The banking system, the economic territory of the national system of payments, was put in foreigners' hands, the only such case in the world.
Mexican petroleum wound up being processed by multinationals, and the riches generated were consumed by the running cost of bureaucracy.
Even though Ernesto Zedillo understood the signs of the times, and in respecting the results in the 2000 presidential election he de-pressurized the discontent generated by the recurrent crisis, the political transition was aborted.
Vicente Fox remained trapped in the same fears that Francisco I. Madero had. Subjugated by the interests that refused to give up their spaces to make way for the nation's new model and letting a Ouija board determine the nation's destiny.
The "Administration of Change's" hopeful horizon ran into the president's incapacity to dismantle the complex network of interests that, faced with the lack of will and decision, returned to the hands of the Salinistas.
The modern Limantours took possession of the national Treasury, and the axis of power moved from Los Pinos [the president's residence] to the unions, the media, the monopolist businessmen's offices, and the residences of ex-presidents. To all of those who benefited from the old system. The kidnapping of Felipe Calderon through PRIista electoral favors in order to legitimize his win forced him to cede the urgencies of profound changes, those that demanded a revolution of consciences and a shaking-off of the elite's privileges.
And while the nation is kidnapped by private monopolies, by official [government-controlled] unions, by political parties, and by the Congress who take away whatever margin of maneuvering that channels Mexico towards progress and liberty, which, undoubtedly, is deserved when it takes its place amongst the greats in the 21st century.
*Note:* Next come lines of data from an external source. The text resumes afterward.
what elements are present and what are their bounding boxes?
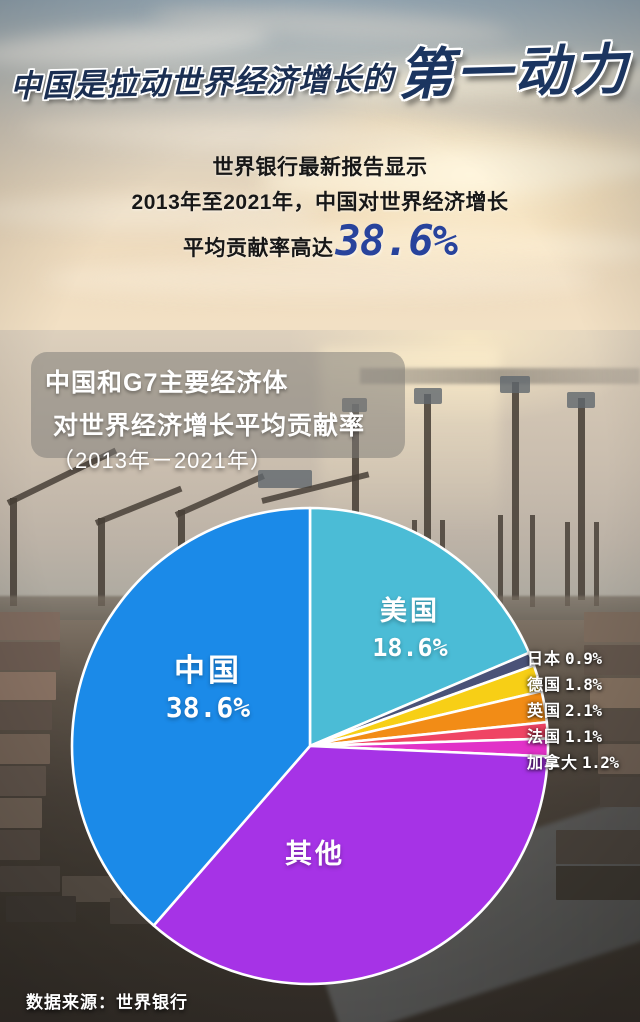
legend-item: 日本0.9%: [527, 645, 640, 671]
legend-item-name: 加拿大: [527, 749, 578, 773]
legend-item-name: 英国: [527, 697, 561, 721]
legend-item-value: 2.1%: [565, 701, 602, 720]
infographic-poster: 中国是拉动世界经济增长的 第一动力 世界银行最新报告显示 2013年至2021年…: [0, 0, 640, 1022]
data-source-label: 数据来源：世界银行: [26, 988, 188, 1013]
chart-legend: 日本0.9%德国1.8%英国2.1%法国1.1%加拿大1.2%: [527, 645, 640, 775]
legend-item: 法国1.1%: [527, 723, 640, 749]
pie-chart-svg: [0, 0, 640, 1022]
legend-item-value: 0.9%: [565, 649, 602, 668]
legend-item-value: 1.8%: [565, 675, 602, 694]
legend-item: 德国1.8%: [527, 671, 640, 697]
legend-item-value: 1.1%: [565, 727, 602, 746]
legend-item: 英国2.1%: [527, 697, 640, 723]
legend-item-name: 日本: [527, 645, 561, 669]
legend-item: 加拿大1.2%: [527, 749, 640, 775]
legend-item-value: 1.2%: [582, 753, 619, 772]
pie-chart: 中国 38.6% 美国 18.6% 其他: [0, 0, 640, 1022]
pie-slices: [72, 508, 548, 984]
legend-item-name: 德国: [527, 671, 561, 695]
legend-item-name: 法国: [527, 723, 561, 747]
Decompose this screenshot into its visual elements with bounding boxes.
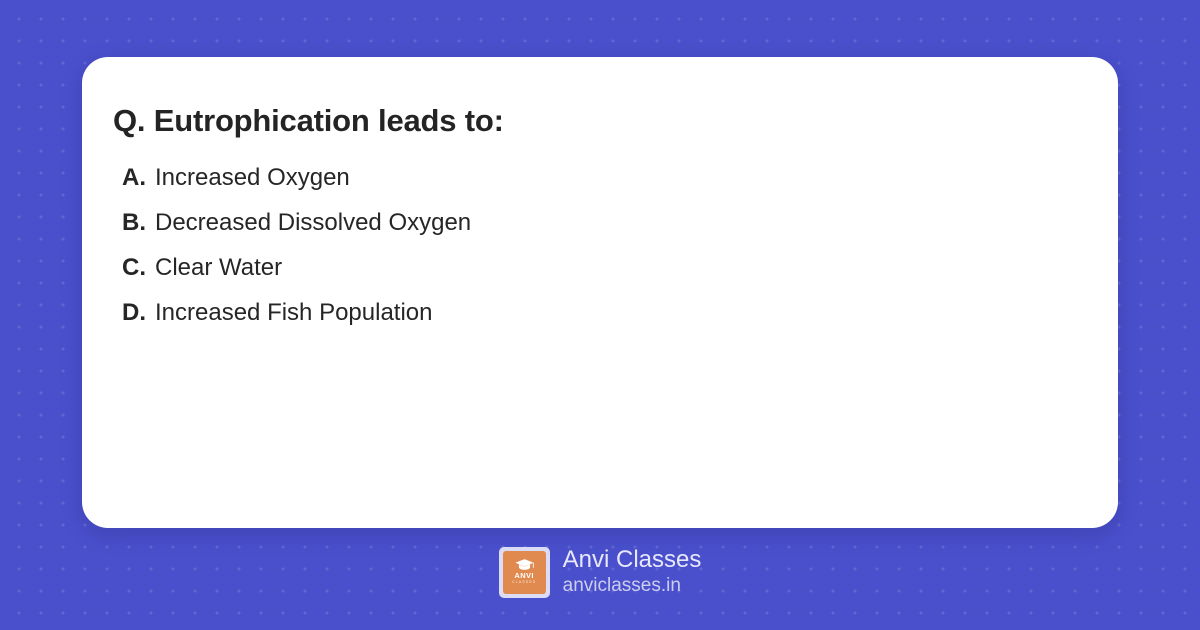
options-list: A. Increased Oxygen B. Decreased Dissolv… [113, 164, 1087, 344]
option-c[interactable]: C. Clear Water [113, 254, 1087, 299]
brand-url[interactable]: anviclasses.in [563, 574, 702, 598]
option-d-letter: D. [122, 299, 146, 327]
option-a-letter: A. [122, 164, 146, 192]
brand-footer: ANVI CLASSES Anvi Classes anviclasses.in [0, 546, 1200, 598]
option-c-letter: C. [122, 254, 146, 282]
option-b-text: Decreased Dissolved Oxygen [155, 209, 471, 237]
logo-sub-text: CLASSES [512, 581, 536, 585]
option-b-letter: B. [122, 209, 146, 237]
question-card: Q. Eutrophication leads to: A. Increased… [82, 57, 1118, 528]
option-a[interactable]: A. Increased Oxygen [113, 164, 1087, 209]
option-a-text: Increased Oxygen [155, 164, 350, 192]
brand-text-block: Anvi Classes anviclasses.in [563, 546, 702, 598]
brand-title: Anvi Classes [563, 546, 702, 574]
option-d[interactable]: D. Increased Fish Population [113, 299, 1087, 344]
logo-name-text: ANVI [514, 572, 534, 580]
graduation-cap-icon [515, 559, 534, 571]
option-b[interactable]: B. Decreased Dissolved Oxygen [113, 209, 1087, 254]
logo-tile: ANVI CLASSES [503, 551, 546, 594]
option-c-text: Clear Water [155, 254, 282, 282]
question-text: Q. Eutrophication leads to: [113, 102, 1087, 139]
option-d-text: Increased Fish Population [155, 299, 433, 327]
brand-logo: ANVI CLASSES [499, 547, 550, 598]
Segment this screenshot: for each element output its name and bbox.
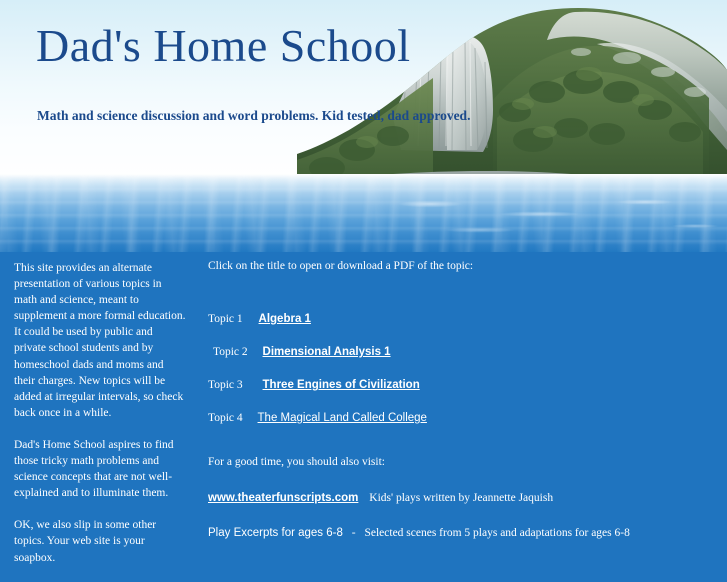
topic-2-label: Topic 2 xyxy=(213,346,248,358)
main-column: Click on the title to open or download a… xyxy=(208,260,720,561)
topic-row: Topic 4 The Magical Land Called College xyxy=(208,411,720,425)
also-visit-heading: For a good time, you should also visit: xyxy=(208,456,720,468)
topic-link-dimensional-analysis-1[interactable]: Dimensional Analysis 1 xyxy=(263,346,391,358)
page-content: This site provides an alternate presenta… xyxy=(0,252,727,545)
topic-row: Topic 1 Algebra 1 xyxy=(208,312,720,326)
link-theaterfunscripts[interactable]: www.theaterfunscripts.com xyxy=(208,492,358,504)
header-banner: Dad's Home School Math and science discu… xyxy=(0,0,727,252)
sidebar-paragraph-3: OK, we also slip in some other topics. Y… xyxy=(14,517,186,565)
sidebar-description-column: This site provides an alternate presenta… xyxy=(14,260,186,582)
topic-row: Topic 2 Dimensional Analysis 1 xyxy=(208,345,720,359)
site-title: Dad's Home School xyxy=(36,23,411,69)
topic-3-label: Topic 3 xyxy=(208,379,243,391)
link-play-excerpts-ages-6-8[interactable]: Play Excerpts for ages 6-8 xyxy=(208,527,343,539)
topic-1-label: Topic 1 xyxy=(208,313,243,325)
play-excerpts-row: Play Excerpts for ages 6-8 - Selected sc… xyxy=(208,526,720,540)
topic-link-three-engines-of-civilization[interactable]: Three Engines of Civilization xyxy=(263,379,420,391)
external-site-description: Kids' plays written by Jeannette Jaquish xyxy=(369,492,553,504)
site-tagline: Math and science discussion and word pro… xyxy=(37,108,470,124)
sidebar-paragraph-1: This site provides an alternate presenta… xyxy=(14,260,186,421)
topic-4-label: Topic 4 xyxy=(208,412,243,424)
excerpt-separator: - xyxy=(352,527,356,539)
play-excerpts-description: Selected scenes from 5 plays and adaptat… xyxy=(364,527,629,539)
topic-row: Topic 3 Three Engines of Civilization xyxy=(208,378,720,392)
external-site-row: www.theaterfunscripts.com Kids' plays wr… xyxy=(208,491,720,505)
topic-link-the-magical-land-called-college[interactable]: The Magical Land Called College xyxy=(258,412,427,424)
sea-sun-glint xyxy=(390,196,727,238)
topic-link-algebra-1[interactable]: Algebra 1 xyxy=(259,313,311,325)
pdf-instruction-text: Click on the title to open or download a… xyxy=(208,260,720,272)
sidebar-paragraph-2: Dad's Home School aspires to find those … xyxy=(14,437,186,501)
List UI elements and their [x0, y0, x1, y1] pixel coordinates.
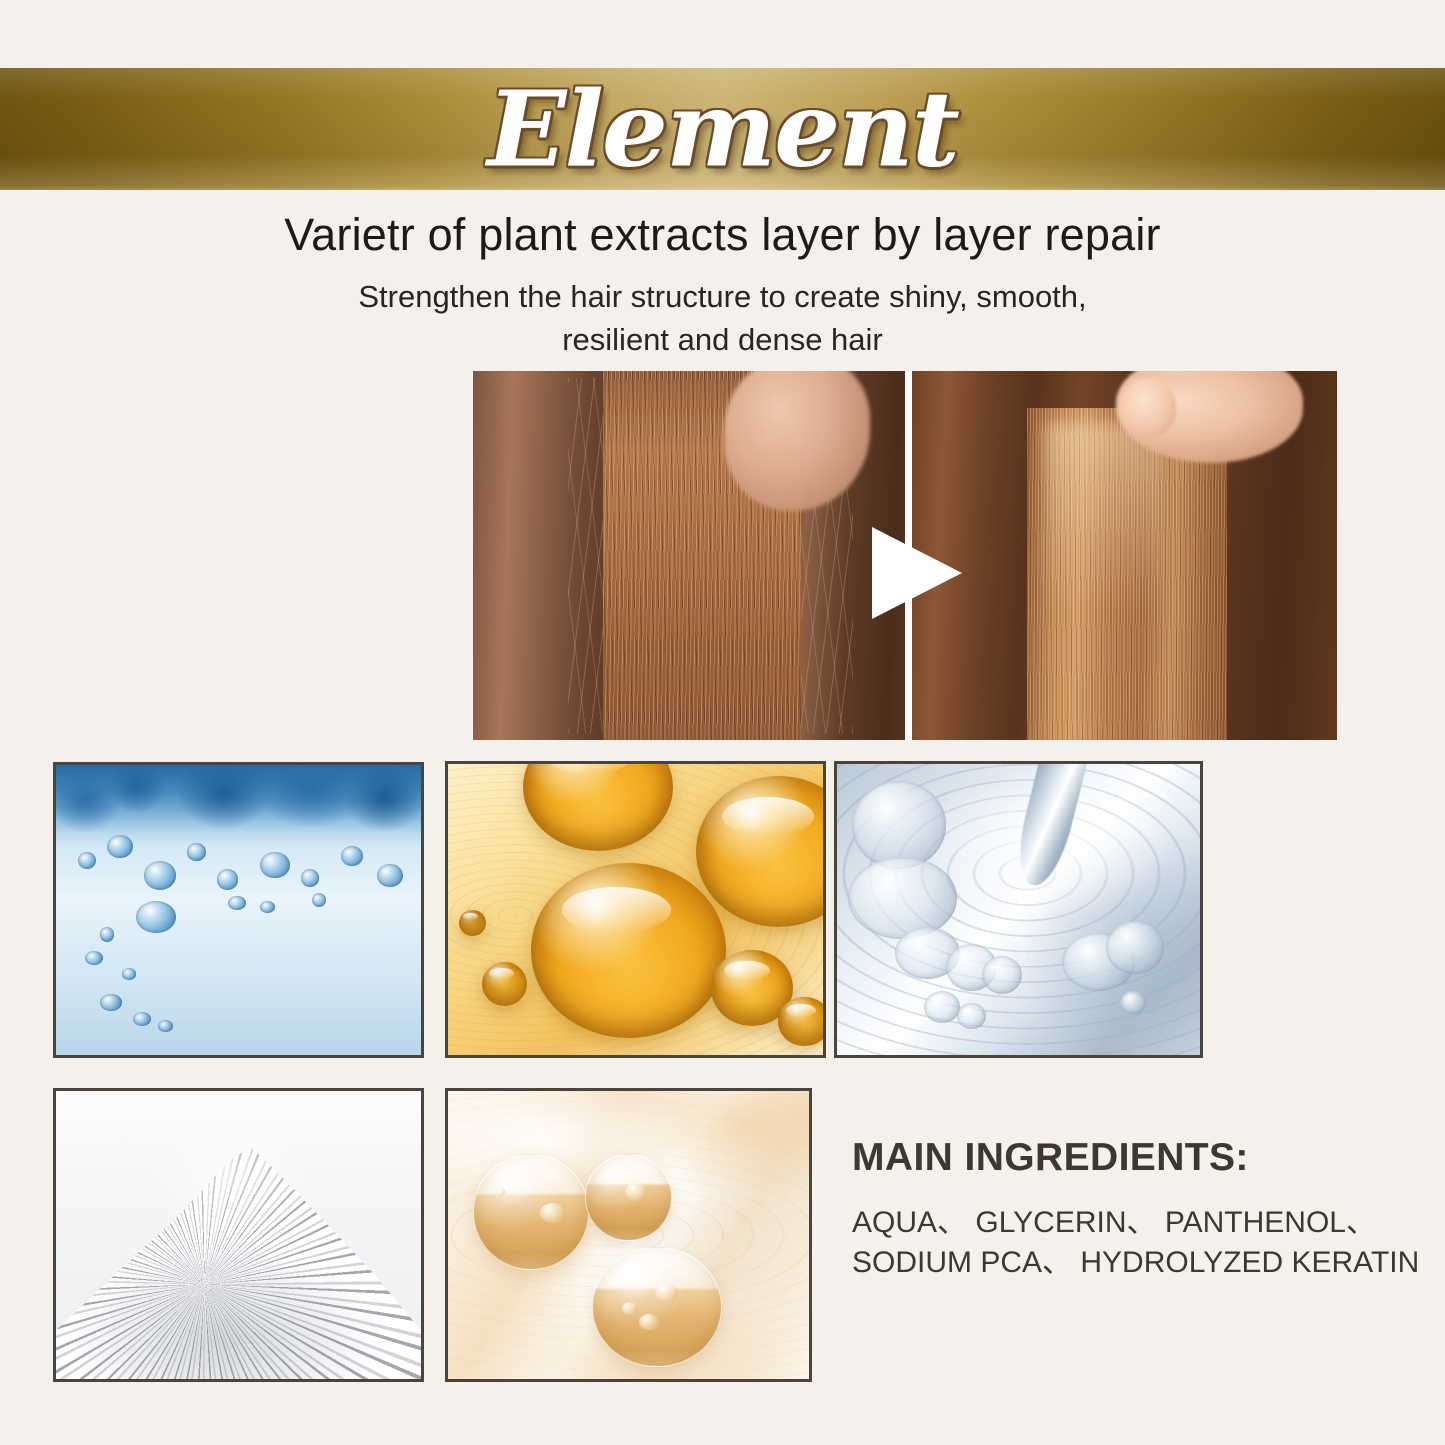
bubble: [187, 843, 205, 860]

That's why the year 2010 that begins today is more than just a symbolic date. Because, with other names, the landowners and the day laborers persist.
Because with different clothing, those who feel that the nation has been deeded to them survive.
A new revolution becomes indispensable in order to alter the course of history that is being shaped with a very unhappy ending.
To close the eyes to this reality is to bet on a new outburst, a new uprising without control. Because in contrast to the times of the Independence and the Revolution, today the conditions exist to develop a movement that is not armed, but rather a revolution of national consciousness.
A real and substantial change in the national attitude in order to set specific reforms that break up the circles of political, economic, union, and media privilege which inhibit the development of a Mexico that urgently needs to recuperate its global position, which today is taking a nose-dive.
It is curious that without insurgencies or confrontations, Latin American nations such as Chile and Brazil, with leftist governments, are achieving in just a few years a real modification of their political and economic systems, positively reflected in the war on poverty and the recuperation of hope in the national spirit.
That's why Reporte Indigo today invited Francisco Martin Moreno, one of Mexico's most read historians and writers. To make an evaluation of the conditions of the conditions that existed in 1810, in 1910, and those that prevail in 2010.
The author of Mexico Negro and Mexico Mutilado also dialogued about the peculiarities of the insurgent movements and the conditions under which we are currently living with three top-notch historians: Patricia Galeana, Enrique Serna, and Alejandro Rosas.
In the dawn of the bicentennial of our Independence and the centennial of the Revolution, we invite you to reflect together with us about where we are and where we want to go.
About how to take advantage of the vast natural wealth, the immense agricultural expanses, the forests, the coastlines and the seas, to generate the wealth necessary to rescue millions of fellow countrymen from misery.
But above all, to try to debate what we need to do to avoid the repetition of the violent cycle that dominated the past two centuries. We still have time to change history.